I have indeed cited only a few ponderances (sp) to explain the reasoning behind the document that governs, not so much anymore, our country. I could go on, but we have both made our stances clear concerning this.

I have no trust in the present political parties as both have shown insatiable addiction to power. For the Republicans, greed with their own money. For the Democrats, greed with other people's money. Socialism is a fine idea until you run out of other people's money.

These tendencies are characterizations of a deeper problem, man. No amount of legislation is going to fix drunkeness of power or the selfishness of the individual.

I am firmly sure of the outcome of nationalized health care. It has been shown in time gone by: Germany, Italy, Russia, etc. I for one cannot subscribe to the oligarchy or tyranny that will surely arise.

I try to do my part by volunteering teaching autistic kids martial arts, I give generously at church, and I help my neighbors and co-workers to teh best of my ability. I only hope that we all become more giving so we won't need find charity by coercion.

Also saw your fly fishing link. Bass fisherman myself. Anyway,
Tight Lines and God Bless,


Bruce Gourley said...

Yes, we shall have to agree to disagree, which is fine. Should you ever be in Montana, drop me a line (and maybe we could drop a line for some trout).

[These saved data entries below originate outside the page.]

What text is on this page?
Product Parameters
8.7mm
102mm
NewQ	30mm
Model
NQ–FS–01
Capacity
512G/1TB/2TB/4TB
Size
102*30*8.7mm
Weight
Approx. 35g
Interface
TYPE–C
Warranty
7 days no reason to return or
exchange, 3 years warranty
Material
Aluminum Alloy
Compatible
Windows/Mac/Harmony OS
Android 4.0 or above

Thanks for the dialogue, and God's blessings upon you also, Bobby.

Anonymous said...

You've got a deal.


Anonymous said...

Bruce, if you are a history buff and a Baptist, please read a little more carefully. In my reading and view it was the North who used Slavery as an excuse to eventually federalize the South. You just wrote an entire article to try to support why Obama's socialist agenda will be great for everyone in this country. This is contrary to the
Biblical foundation framed by the
Founding Fathers in the US Constitution. Baptists do not support your view. Why are you claiming to be a Baptist and in line with the Founding Fathers when you are not?

Constitutional Citizen

Bruce Gourley said...

Anonymous Constitutional Citizen:

You have not read Baptist history. Baptists shed their blood and dedicated their lives for nearly two centuries to ensure that America was founded NOT on a biblical foundation (the colonial theocracies - based on biblical foundations - had long persecuted Baptists and other Christian dissenters as heretics!), but as a secular nation with separation of church and state.

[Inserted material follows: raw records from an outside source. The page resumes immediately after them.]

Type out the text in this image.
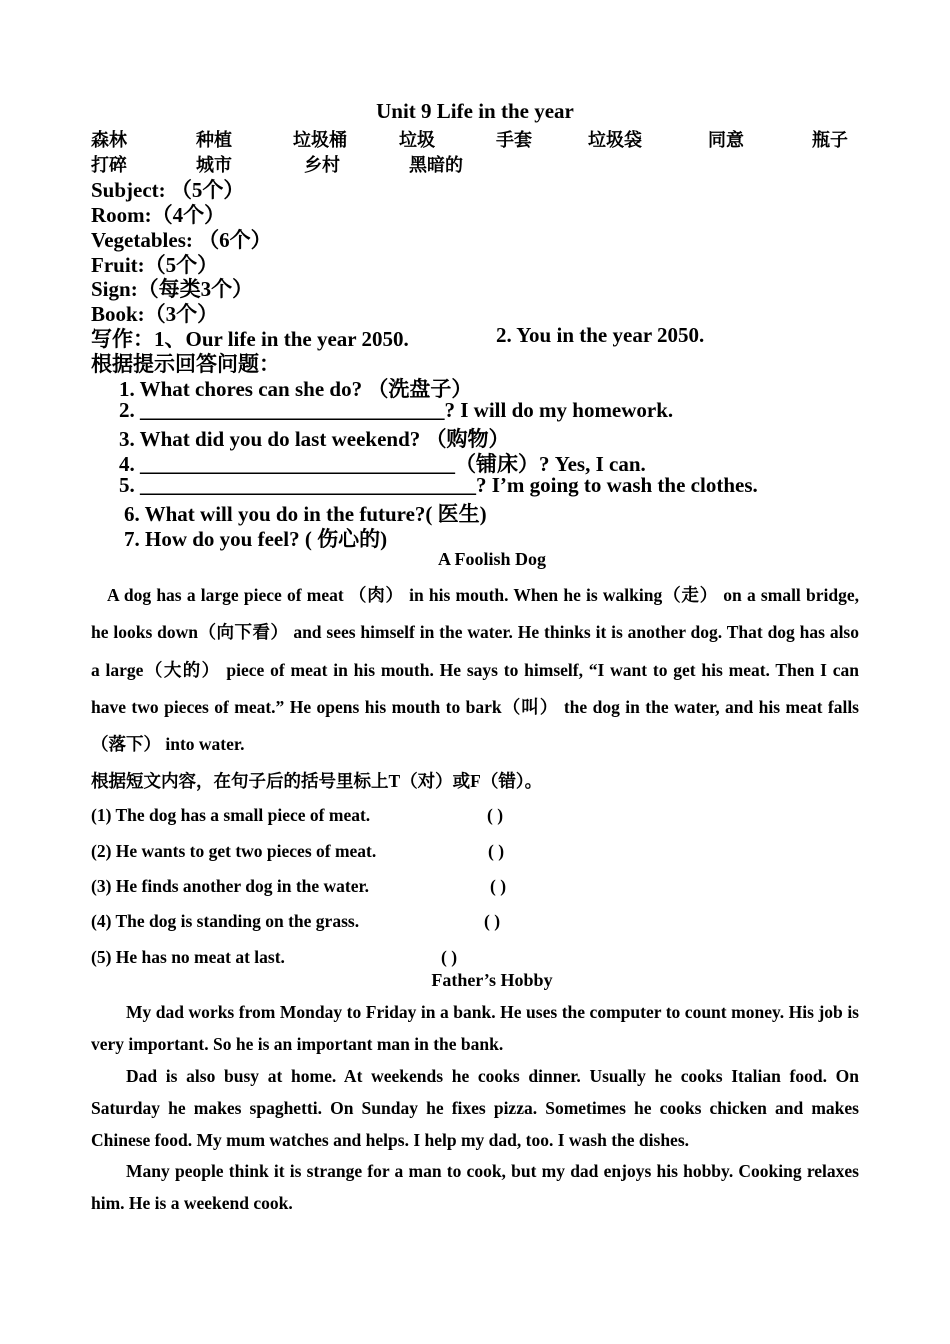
Unit 9 Life in the year
森林	种植	垃圾桶	垃圾	手套	垃圾袋	同意	瓶子
打碎	城市	乡村	黑暗的
Subject: （5个）
Room:（4个）
Vegetables: （6个）
Fruit:（5个）
Sign:（每类3个）
Book:（3个）
写作：1、Our life in the year 2050.	2. You in the year 2050.
根据提示回答问题：
1. What chores can she do? （洗盘子）
2. _____________________________? I will do my homework.
3. What did you do last weekend? （购物）
4. ______________________________（铺床）? Yes, I can.
5. ________________________________? I’m going to wash the clothes.
6. What will you do in the future?( 医生)
7. How do you feel? ( 伤心的)
A Foolish Dog
A dog has a large piece of meat （肉） in his mouth. When he is walking（走） on a small bridge, he looks down（向下看） and sees himself in the water. He thinks it is another dog. That dog has also a large（大的） piece of meat in his mouth. He says to himself, “I want to get his meat. Then I can have two pieces of meat.” He opens his mouth to bark（叫） the dog in the water, and his meat falls（落下） into water.
根据短文内容，在句子后的括号里标上T（对）或F（错）。
(1) The dog has a small piece of meat.	( )
(2) He wants to get two pieces of meat.	( )
(3) He finds another dog in the water.	( )
(4) The dog is standing on the grass.	( )
(5) He has no meat at last.	( )
Father’s Hobby
My dad works from Monday to Friday in a bank. He uses the computer to count money. His job is very important. So he is an important man in the bank.
Dad is also busy at home. At weekends he cooks dinner. Usually he cooks Italian food. On Saturday he makes spaghetti. On Sunday he fixes pizza. Sometimes he cooks chicken and makes Chinese food. My mum watches and helps. I help my dad, too. I wash the dishes.
Many people think it is strange for a man to cook, but my dad enjoys his hobby. Cooking relaxes him. He is a weekend cook.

As to the causes of the Civil War, historians for well over a hundred years now have parsed the matter, and the primary view is that slavery (in some configuration) was at the center of the conflict. Indeed, if you have ever read the actual writings of Baptists in the South of the Civil War era, you know that Baptist leaders by and large in the South during the Civil War era understood slavery as the central reason for the war. (A lot of common Baptists questioned southern devotion to slavery, however.) Even the founding leaders of the Southern Baptist Convention in 1845 made it clear that the continuation of slavery was central to the formation of the SBC.

simith ray said...

Even then, most whites, including many if not most self-proclaimed Christians, resented integration and federal intervention - and many resisted with anger and violence. Many white Christians, refusing to recognize blacks as equals and angry over the intervention of the federal government, pulled their children out of public schools and enrolled them in the new white private schools that suddenly sprung up in an effort to keep white children from being contaminated by contact with black children.